At the Bonavaree farm site they had taken advantage of this intensification by planting the deep-rooted lucerne in the valley. They fenced off and planted the shallow faces with not much topsoil and retired these areas into trees.

Moot said one of the things that had happened in the NZ sheep and beef sector had been a move to planting areas which were not very productive in a pastoral sense into woody vegetation. Depending on who you asked, that offset was between 63 or 118% (Case & Ryan 2020) of the total emissions coming out of the sheep and beef sector.
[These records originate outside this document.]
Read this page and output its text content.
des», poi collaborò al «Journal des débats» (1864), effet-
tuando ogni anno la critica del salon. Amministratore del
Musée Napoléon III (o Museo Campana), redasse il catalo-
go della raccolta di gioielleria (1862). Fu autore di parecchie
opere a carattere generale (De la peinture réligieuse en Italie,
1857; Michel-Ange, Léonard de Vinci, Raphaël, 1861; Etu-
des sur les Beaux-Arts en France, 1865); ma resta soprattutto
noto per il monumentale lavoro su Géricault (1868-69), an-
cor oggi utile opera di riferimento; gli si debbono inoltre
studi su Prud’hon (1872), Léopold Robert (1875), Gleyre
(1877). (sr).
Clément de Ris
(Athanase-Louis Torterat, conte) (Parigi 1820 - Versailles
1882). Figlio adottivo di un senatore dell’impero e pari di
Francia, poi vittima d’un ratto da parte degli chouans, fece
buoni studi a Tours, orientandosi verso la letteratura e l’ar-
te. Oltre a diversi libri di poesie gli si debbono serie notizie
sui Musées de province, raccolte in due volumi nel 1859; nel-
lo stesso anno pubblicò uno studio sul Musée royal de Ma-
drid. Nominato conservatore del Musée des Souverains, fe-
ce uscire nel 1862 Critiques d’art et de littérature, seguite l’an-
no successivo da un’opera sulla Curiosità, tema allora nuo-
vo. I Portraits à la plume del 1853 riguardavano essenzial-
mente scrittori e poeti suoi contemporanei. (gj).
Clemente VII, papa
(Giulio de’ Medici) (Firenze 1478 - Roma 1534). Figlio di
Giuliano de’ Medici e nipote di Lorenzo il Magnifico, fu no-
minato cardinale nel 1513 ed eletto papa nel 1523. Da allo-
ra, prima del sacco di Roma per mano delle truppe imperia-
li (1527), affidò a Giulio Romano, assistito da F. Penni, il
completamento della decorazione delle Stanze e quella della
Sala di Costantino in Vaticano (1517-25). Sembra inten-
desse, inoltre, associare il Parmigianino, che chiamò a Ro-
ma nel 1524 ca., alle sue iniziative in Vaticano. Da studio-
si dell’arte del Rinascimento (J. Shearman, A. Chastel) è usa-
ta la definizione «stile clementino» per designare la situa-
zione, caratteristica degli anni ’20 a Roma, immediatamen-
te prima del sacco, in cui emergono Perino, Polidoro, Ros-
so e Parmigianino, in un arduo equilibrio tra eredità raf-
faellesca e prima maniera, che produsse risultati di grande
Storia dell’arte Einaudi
Over time in the NZ sheep industry CO2 emissions from livestock had been offset by retiring land into either native or exotic plantings. There had been a reduction in NZ sheep numbers from about 60 million in the 1990s to just under 30m now, and therefore also a drop in the number of lambs marketed.

What was often overlooked in these figures was the increase in productivity that had occurred. Some of that was from intensification, from increased genetics, but also from feeding those animals. This had raised the lambing percentage from about 100% on average to 130%. At the same time the carcaseweight of those animals was increasing from around 14.5 to 18kg per animal. What that had done was reduce the methane production, Moot said.
AgResearch research showed huge productivity changes had occurred in the sheep and beef sector, Moot said. This was the only sector in NZ which had actually reduced its greenhouse gas emissions or its environmental footprint to this extent.